En 2014, la Société HABITAT SOLUTIONS DURABLES a installé chez M. et Mme [T] des panneaux photovoltaïques, donnant lieu à l’émission d’une facture le 30 Juillet 2014 d’un montant de 24 500 € TTC.
La société HABITAT SOLUTIONS DURABLES a été placée en liquidation judiciaire par jugement du Tribunal de commerce de Villefranche-sur-Saône du 17 décembre 2015.
En 2019, un incendie parti du toit a détruit le bien immobilier. M. et Mme [T] ont déclaré le sinistre à PACIFICA, qui a fait diligenter une expertise amiable.

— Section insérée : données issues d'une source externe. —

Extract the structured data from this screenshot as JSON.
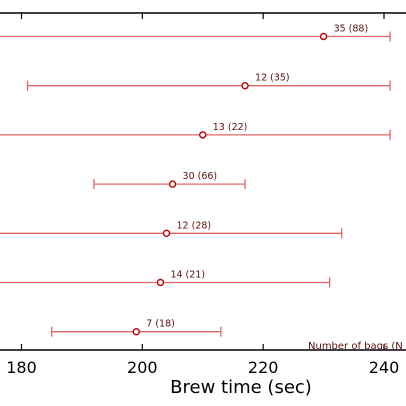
{
  "chart_data": {
    "type": "scatter",
    "xlabel": "Brew time (sec)",
    "xlim": [
      167,
      241
    ],
    "x_ticks": [
      180,
      200,
      220,
      240
    ],
    "colors": {
      "line": "#e06666",
      "marker_edge": "#c00000",
      "label": "#5a0f0f"
    },
    "series": [
      {
        "center": 230,
        "low": 164,
        "high": 241,
        "label": "35 (88)"
      },
      {
        "center": 217,
        "low": 181,
        "high": 241,
        "label": "12 (35)"
      },
      {
        "center": 210,
        "low": 167,
        "high": 241,
        "label": "13 (22)"
      },
      {
        "center": 205,
        "low": 192,
        "high": 217,
        "label": "30 (66)"
      },
      {
        "center": 204,
        "low": 167,
        "high": 233,
        "label": "12 (28)"
      },
      {
        "center": 203,
        "low": 167,
        "high": 231,
        "label": "14 (21)"
      },
      {
        "center": 199,
        "low": 185,
        "high": 213,
        "label": "7 (18)"
      }
    ],
    "note": "Number of bags (N"
  }
}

Le 15 juillet 2020, M. et Mme [T] et la société PACIFICA ont assigné la société SYSTOVI, fabriquant de (L’expert a émis l’hypothèse d’un départ de feu au niveau d‘un module photovoltaïque fabriqué par la société SYSTOVI.) et son assureur, CHUBB EUROPEAN GROUP SE, en référé devant le Tribunal Judiciaire de Roanne afin de voir ordonner une mesure d’expertise.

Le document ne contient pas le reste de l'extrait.